Monoamine oxidase B inhibitors for early Parkinson's disease.Cochrane Database Syst Rev. 2005 Jul 20CD
It has been postulated that monoamine oxidase B (MAO-B) inhibitors alter disease progression in Parkinson's disease (PD). Clinical trials have produced conflicting results.
To assess the evidence from randomized controlled trials for the effectiveness and safety of long-term use of MAO-B inhibitors in early PD.
We searched the following electronic databases: Cochrane Central Register of Controlled trials (CENTRAL) (The Cochrane Library Issue 2, 2004), MEDLINE (last searched 18th August 2004) and EMBASE (last searched 18th August 2004). We also handsearched neurology and movement disorders conference proceedings, checked reference lists of relevant studies and contacted other researchers.
We sought to include all unconfounded randomized controlled trials that compared a MAO-B inhibitor with control, in the presence or absence of levodopa or dopamine agonists, in patients with early PD and where treatment and follow up lasted at least one year.
DATA COLLECTION AND ANALYSIS
Two reviewers independently selected trials for inclusion, assessed the methodological quality, and extracted the data. A small amount of additional data was provided by the original authors. Random-effects models were used to analyse results, where appropriate.

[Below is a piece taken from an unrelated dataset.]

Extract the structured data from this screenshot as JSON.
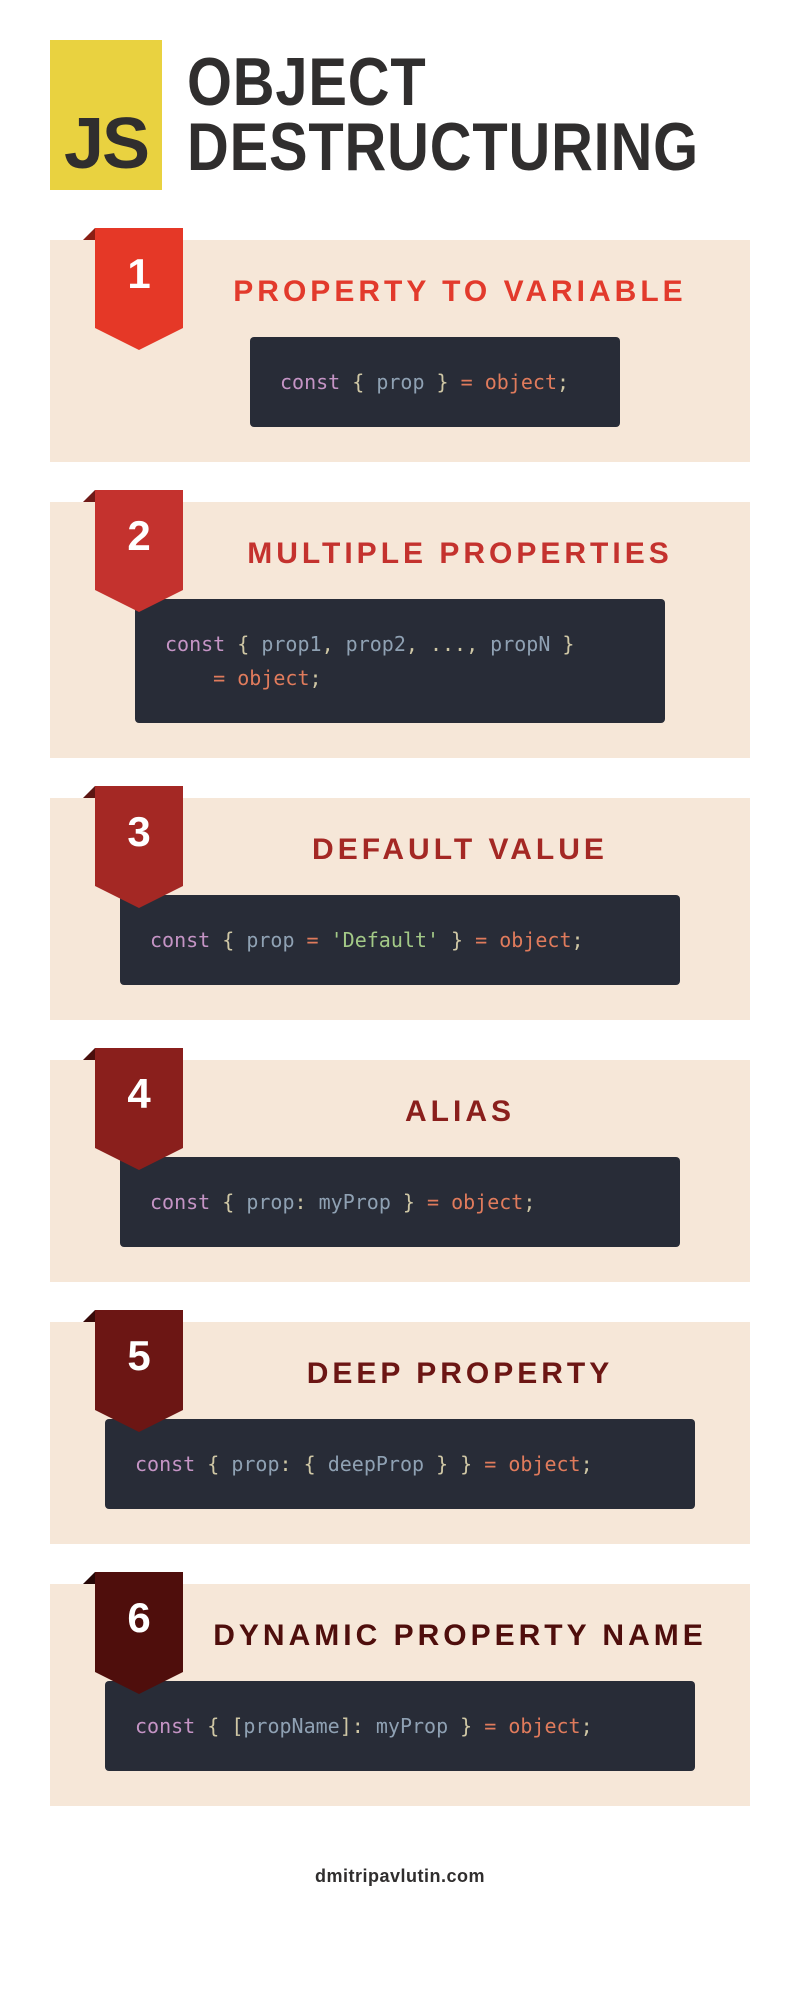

Ten trials were included (a total of 2422 patients), nine using selegiline, one using lazabemide. The methodological quality was reasonable although concealment of allocation was definitely adequate in only four trials. The mean follow up was for 5.8 years. MAO-B inhibitors were not associated with a significant increase in deaths (odds ratio (OR) 1.15; 95% confidence interval (CI) 0.92 to 1.44). They provided small benefits over control in impairment (weighted mean difference (WMD) for change in motor UPDRS score was 3.81 points less with MAO-B inhibitors; 95% CI 2.27 to 5.36) and disability (WMD for change in UPDRS ADL score was 1.50 less; 95% CI 0.48 to 2.53) at one year which, although statistically significant, were not clinically significant. There was a marked levodopa-sparing effect with MAO-B inhibitors which was associated with a significant reduction in motor fluctuations (OR 0.75; 95% CI 0.59 to 0.94) but not dyskinesia (OR 0.97; 95% CI 0.76 to 1.25). The reduction in motor fluctuations was, however, not robust in sensitivity analyses. Although adverse events were generally mild and infrequent, withdrawals due to side-effects were higher (OR 2.36; 95% CI 1.32 to 4.20) with MAO-B inhibitors.